Week 20 Q&A
A newborn infant is admitted to your service at 1 hour of life after an accidental home birth.
The labor was precipitous and the child’s mother is currently in the operating room for postpartum hemorrhage while the father is in transit from work. The mother was followed by the obstetric team at your hospital, and records indicate this was a healthy and uncomplicated first pregnancy for her. The infant appears robust and healthy on exam.
Which of the following will occur during the infant’s hospitalization?
A. Administration of hepatitis B vaccine.
B. Hearing screen.
C. Ortolani and Barlow measures.
D. Warming of the child, if necessary, and monitoring of vital signs.
E. Screening for hyperbilirubinemia.
F. All of the above.
The correct answer is “F.” In general, “all of the above” is usually a safe choice within this book. Newborns are newborns and have the same care requirements regardless of where they were born. Within 24 hours of birth, newborns should have a full head-to-toe exam while naked. To ensure that you focus on each aspect of the exam, think of your goal as finding a minor defect. Make sure the red reflex is symmetric, present in both eyes, and not white (leukocoria). If not, call ophthalmology to look for cataracts, retinoblastoma or other pathology. Perform Ortolani and Barlow maneuvers when examining the hips to check for developmental dysplasia of the hips (DDH). Risk factors include breech positioning, female sex, and family history. If missed, it can lead to pain and osteoarthritis. Hip “clicks” are benign, common, and not associated with DDH; they are due to ligamentous laxity. All newborns should receive vitamin K injection, erythromycineye ointment, hepatitis B vaccine, hearing screen, and metabolic screening. Screen for hyperbilirubinemia (jaundice) between 24 and 48 hours of life—obviously earlier is okay if the infant is glowing (yellow). Pulse oximetry screening for critical congenital heart disease should be completed after 24 hours. Risk factors for sepsis should be identified. Although home births in the United States are rare, the number is increasing. Infant mortality appears to be two to three times more prevalent in home births than hospital births in the United States, but small international studies showed no increase in neonatal mortality when a registered midwife or physician was in attendance, as their criteria require, suggesting that the process can be made safer.
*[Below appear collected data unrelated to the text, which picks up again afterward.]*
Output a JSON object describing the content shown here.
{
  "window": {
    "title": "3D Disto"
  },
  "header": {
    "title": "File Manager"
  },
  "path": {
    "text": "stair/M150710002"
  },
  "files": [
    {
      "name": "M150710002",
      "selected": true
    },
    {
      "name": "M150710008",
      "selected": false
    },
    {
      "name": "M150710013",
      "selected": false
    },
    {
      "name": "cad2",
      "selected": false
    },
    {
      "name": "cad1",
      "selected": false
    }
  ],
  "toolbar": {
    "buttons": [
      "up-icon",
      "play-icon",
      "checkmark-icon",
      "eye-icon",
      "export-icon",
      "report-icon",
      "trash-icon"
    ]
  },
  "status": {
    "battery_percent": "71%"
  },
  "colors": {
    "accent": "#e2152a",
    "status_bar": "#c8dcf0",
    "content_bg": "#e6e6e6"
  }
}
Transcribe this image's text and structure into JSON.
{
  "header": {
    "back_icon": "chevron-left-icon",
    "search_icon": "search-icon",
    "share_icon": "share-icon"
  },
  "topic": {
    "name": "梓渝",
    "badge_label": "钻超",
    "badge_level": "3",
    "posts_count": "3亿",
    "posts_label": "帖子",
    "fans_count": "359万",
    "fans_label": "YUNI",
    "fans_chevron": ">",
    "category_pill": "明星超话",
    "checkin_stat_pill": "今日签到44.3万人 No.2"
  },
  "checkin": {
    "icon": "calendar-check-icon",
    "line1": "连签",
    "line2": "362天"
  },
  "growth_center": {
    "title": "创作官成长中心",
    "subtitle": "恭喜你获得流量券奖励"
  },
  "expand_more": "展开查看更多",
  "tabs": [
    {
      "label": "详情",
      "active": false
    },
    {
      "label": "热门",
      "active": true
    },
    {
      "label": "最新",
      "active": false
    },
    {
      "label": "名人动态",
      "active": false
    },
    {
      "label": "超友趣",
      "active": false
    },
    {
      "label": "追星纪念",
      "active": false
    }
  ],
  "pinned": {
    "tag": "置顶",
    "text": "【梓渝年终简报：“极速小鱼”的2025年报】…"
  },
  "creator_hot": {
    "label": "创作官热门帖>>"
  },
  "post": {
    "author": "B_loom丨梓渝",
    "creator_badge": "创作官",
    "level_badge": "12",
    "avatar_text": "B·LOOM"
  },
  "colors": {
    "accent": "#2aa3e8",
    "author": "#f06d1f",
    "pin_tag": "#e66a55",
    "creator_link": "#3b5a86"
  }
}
Considerations in home birth include the following: pregnancy should be uncomplicated, and there should be a certified midwife or physician currently practicing within a regulated health system, and at least one NRP-trained individual in attendance whose primary responsibility following delivery will be the infant. Proximity to a hospital with specialty services is also highly recommended, as travel times greater than 20 minutes have been associated with higher adverse outcomes for the infant, including mortality.